Hybrid Living Materials

The Mediated Matter Group (INT)

Hybrid Living Materials (HLMs) point to an exciting future for designers at the intersection of biology and technology—the grown and the made—to deliver products that are customized to a particular shape, as well as a specific material, chemical, and even genetic make-up.

Hybrid Living Materials

The HLM platform incorporates engineerable cells into structural materials to bequeath them with unique biological and responsive properties. We interface a digital design platform with engineered bacteria to achieve programmable control of gene expression across the surface of 3D printed objects. We use this technology to create brilliant color and fluorescence patterns on wearable scale objects. With the ability to plan gene expression and 3D-geometry in a CAD environment, researchers and designers alike can program biological function into physical objects. HLMs, extended to patterning drugs to medical devices or useful enzymes to building skins, can make a future tailored to both body and environment.

This work is published in Advanced Functional Materials (https://doi.org/10.1002/adfm.201907401) and has been featured in the London Design Museum, National Gallery of Victoria, and The Museum of Modern Art NY.
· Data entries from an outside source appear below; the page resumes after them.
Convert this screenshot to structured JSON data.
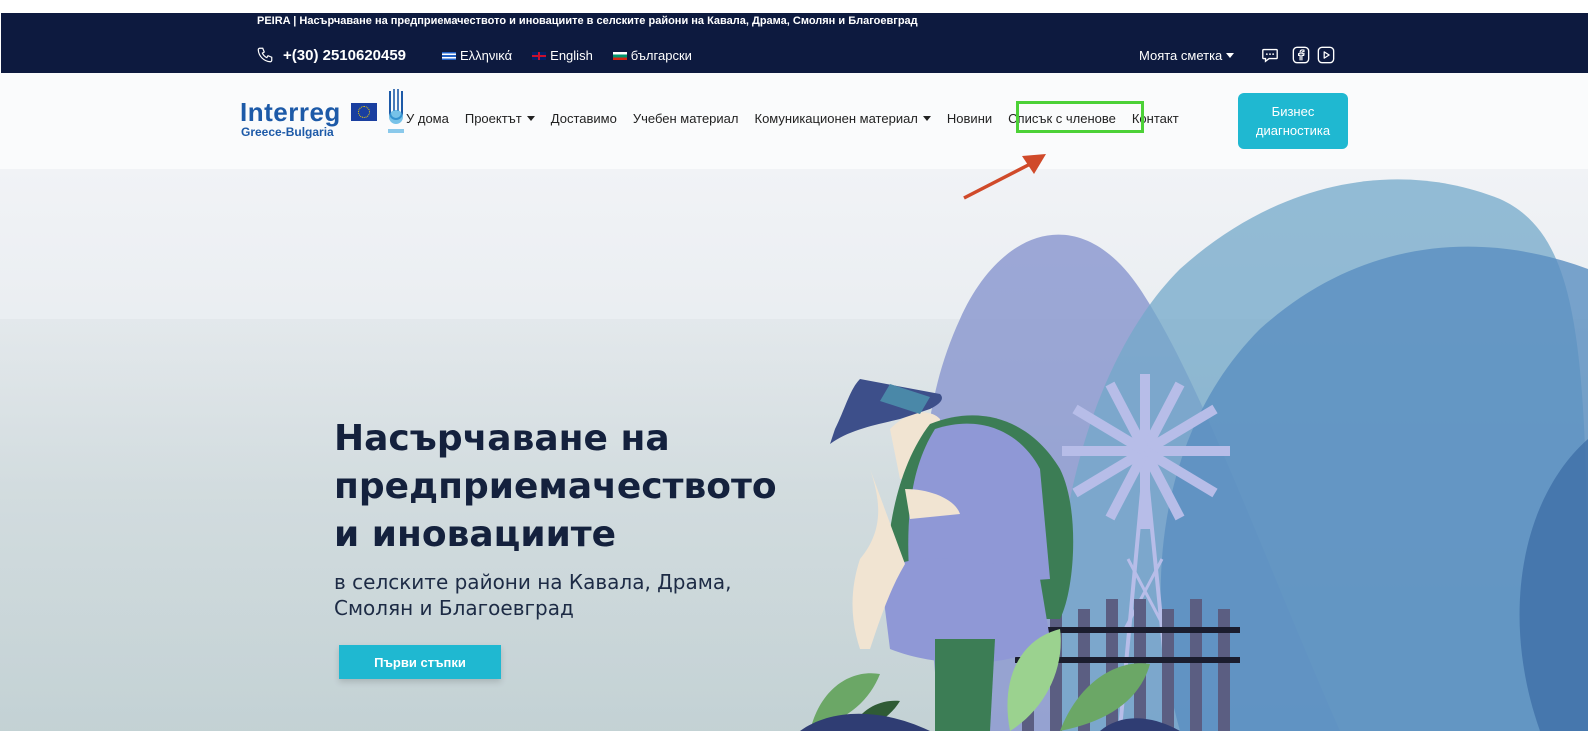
{
  "topbar": {
    "tagline": "PEIRA | Насърчаване на предприемачеството и иновациите в селските райони на Кавала, Драма, Смолян и Благоевград",
    "phone": "+(30) 2510620459",
    "languages": [
      {
        "label": "Ελληνικά",
        "flag": "greek-flag-icon"
      },
      {
        "label": "English",
        "flag": "uk-flag-icon"
      },
      {
        "label": "български",
        "flag": "bulgarian-flag-icon"
      }
    ],
    "account": "Моята сметка",
    "social_icons": [
      "chat-icon",
      "facebook-icon",
      "youtube-icon"
    ]
  },
  "logo": {
    "interreg": "Interreg",
    "region": "Greece-Bulgaria"
  },
  "nav": {
    "items": [
      {
        "label": "У дома",
        "dropdown": false
      },
      {
        "label": "Проектът",
        "dropdown": true
      },
      {
        "label": "Доставимо",
        "dropdown": false
      },
      {
        "label": "Учебен материал",
        "dropdown": false
      },
      {
        "label": "Комуникационен материал",
        "dropdown": true
      },
      {
        "label": "Новини",
        "dropdown": false
      },
      {
        "label": "Списък с членове",
        "dropdown": false
      },
      {
        "label": "Контакт",
        "dropdown": false
      }
    ],
    "cta": "Бизнес\nдиагностика"
  },
  "hero": {
    "title": "Насърчаване на предприемачеството и иновациите",
    "subtitle": "в селските райони на Кавала, Драма, Смолян и Благоевград",
    "button": "Първи стъпки"
  },
  "colors": {
    "topbar_bg": "#0d1a3f",
    "accent": "#1fb8d1",
    "highlight": "#4cd137",
    "arrow": "#d04a2a",
    "title": "#14213d"
  }
}
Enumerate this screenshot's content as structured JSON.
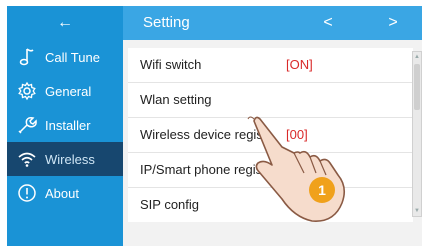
{
  "header": {
    "back_symbol": "←",
    "title": "Setting",
    "prev_symbol": "<",
    "next_symbol": ">"
  },
  "sidebar": {
    "items": [
      {
        "label": "Call Tune",
        "icon": "music-note-icon"
      },
      {
        "label": "General",
        "icon": "gear-icon"
      },
      {
        "label": "Installer",
        "icon": "wrench-icon"
      },
      {
        "label": "Wireless",
        "icon": "wifi-icon",
        "active": true
      },
      {
        "label": "About",
        "icon": "info-icon"
      }
    ]
  },
  "settings": {
    "rows": [
      {
        "label": "Wifi switch",
        "value": "[ON]"
      },
      {
        "label": "Wlan setting",
        "value": ""
      },
      {
        "label": "Wireless device regist",
        "value": "[00]"
      },
      {
        "label": "IP/Smart phone regist",
        "value": ""
      },
      {
        "label": "SIP config",
        "value": ""
      }
    ]
  },
  "annotation": {
    "step_number": "1"
  },
  "colors": {
    "sidebar_bg": "#1a93d6",
    "sidebar_active_bg": "#17476f",
    "header_bg": "#3aa6e4",
    "value_red": "#d92a2a",
    "badge_orange": "#f0a11b"
  }
}
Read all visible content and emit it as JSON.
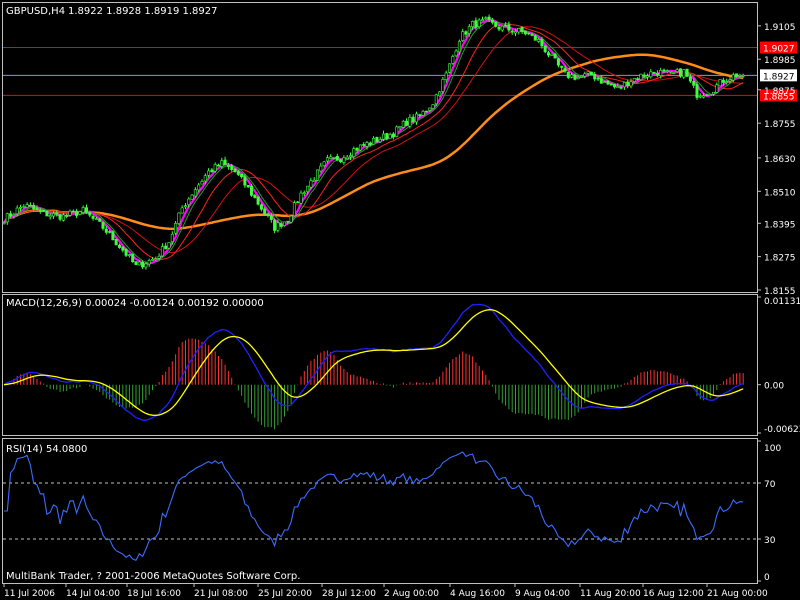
{
  "chart_data": [
    {
      "type": "candlestick",
      "title": "GBPUSD,H4",
      "ohlc_readout": "1.8922 1.8928 1.8919 1.8927",
      "y_ticks": [
        "1.9105",
        "1.8985",
        "1.8875",
        "1.8755",
        "1.8630",
        "1.8510",
        "1.8395",
        "1.8275",
        "1.8155"
      ],
      "ylim": [
        1.8155,
        1.918
      ],
      "current_price_label": "1.8927",
      "current_price": 1.8927,
      "levels": [
        {
          "label": "1.9027",
          "value": 1.9027,
          "color": "#ff0000"
        },
        {
          "label": "1.8855",
          "value": 1.8855,
          "color": "#ff0000"
        }
      ],
      "x_labels": [
        "11 Jul 2006",
        "14 Jul 04:00",
        "18 Jul 16:00",
        "21 Jul 08:00",
        "25 Jul 20:00",
        "28 Jul 12:00",
        "2 Aug 00:00",
        "4 Aug 16:00",
        "9 Aug 04:00",
        "11 Aug 20:00",
        "16 Aug 12:00",
        "21 Aug 00:00"
      ],
      "series_anchors": [
        [
          0,
          1.841
        ],
        [
          6,
          1.846
        ],
        [
          12,
          1.843
        ],
        [
          18,
          1.842
        ],
        [
          24,
          1.844
        ],
        [
          30,
          1.838
        ],
        [
          36,
          1.83
        ],
        [
          40,
          1.824
        ],
        [
          46,
          1.827
        ],
        [
          50,
          1.833
        ],
        [
          54,
          1.845
        ],
        [
          58,
          1.852
        ],
        [
          62,
          1.858
        ],
        [
          66,
          1.861
        ],
        [
          70,
          1.858
        ],
        [
          74,
          1.852
        ],
        [
          78,
          1.845
        ],
        [
          82,
          1.838
        ],
        [
          86,
          1.841
        ],
        [
          90,
          1.85
        ],
        [
          94,
          1.856
        ],
        [
          98,
          1.862
        ],
        [
          102,
          1.863
        ],
        [
          106,
          1.866
        ],
        [
          110,
          1.868
        ],
        [
          114,
          1.87
        ],
        [
          118,
          1.872
        ],
        [
          122,
          1.876
        ],
        [
          126,
          1.878
        ],
        [
          130,
          1.883
        ],
        [
          134,
          1.893
        ],
        [
          138,
          1.906
        ],
        [
          142,
          1.911
        ],
        [
          146,
          1.912
        ],
        [
          150,
          1.91
        ],
        [
          154,
          1.909
        ],
        [
          158,
          1.908
        ],
        [
          162,
          1.905
        ],
        [
          166,
          1.899
        ],
        [
          170,
          1.893
        ],
        [
          174,
          1.892
        ],
        [
          178,
          1.893
        ],
        [
          182,
          1.89
        ],
        [
          186,
          1.888
        ],
        [
          190,
          1.891
        ],
        [
          194,
          1.893
        ],
        [
          198,
          1.894
        ],
        [
          202,
          1.893
        ],
        [
          206,
          1.894
        ],
        [
          210,
          1.886
        ],
        [
          214,
          1.887
        ],
        [
          218,
          1.891
        ],
        [
          222,
          1.893
        ],
        [
          224,
          1.8927
        ]
      ],
      "moving_averages": [
        {
          "color": "#ff8c1a",
          "period": 60
        },
        {
          "color": "#d01010",
          "period": 20
        },
        {
          "color": "#ff2020",
          "period": 12
        },
        {
          "color": "#1ea01e",
          "period": 6
        },
        {
          "color": "#ff00ff",
          "period": 4
        }
      ]
    },
    {
      "type": "macd",
      "title": "MACD(12,26,9) 0.00024 -0.00124 0.00192 0.00000",
      "y_ticks": [
        "0.01131",
        "0.00",
        "-0.00623"
      ],
      "ylim": [
        -0.00623,
        0.01131
      ],
      "series": [
        {
          "name": "MACD",
          "color": "#2020ff"
        },
        {
          "name": "Signal",
          "color": "#ffff00"
        }
      ],
      "histogram_colors": {
        "positive": "#ff3030",
        "negative": "#30a030"
      }
    },
    {
      "type": "line",
      "title": "RSI(14) 54.0800",
      "y_ticks": [
        "100",
        "70",
        "30",
        "0"
      ],
      "ylim": [
        0,
        100
      ],
      "levels": [
        70,
        30
      ],
      "series": [
        {
          "name": "RSI",
          "color": "#3a6cff"
        }
      ]
    }
  ],
  "footer": "MultiBank Trader, ? 2001-2006 MetaQuotes Software Corp."
}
www.media.mit.edu/projects/hybrid-living-materials/overview/

Credit: The Mediated Matter Group

Project Credits / Acknowledgements

Team: Rachel Soo Hoo Smith, Christoph Bader, Sunanda Sharma, Dominik Kolb, Tzu‐Chieh Tang, Ahmed Hosny, Felix Moser, James C. Weaver, Christopher A. Voigt, and Prof. Neri Oxman.
This work was supported by the Robert Wood Johnson Foundation, GETTYLAB, the DARPA Engineered Living Materials agreement, the Vannevar Bush Faculty Fellowship, and the Multidisciplinary University Research Initiative. The authors thank N. Kaempfer and B. Belocon at Stratasys Ltd., the W.M. Keck Microscopy Facility, and N. Jakimo.

Biography

The Mediated Matter Group focuses on Nature-inspired Design and Design-inspired Nature. Our research area, Material Ecology, integrates computational form-finding strategies with biologically inspired fabrication tools and technologies. Our research lies at the intersection of computer science, material engineering, and synthetic biology. We apply ourselves to design across scales with the objective to enhance the relation between natural and man-made environments. We strive to rethink the future of designs that interface the body, the building, and ecology in the bio-digital age.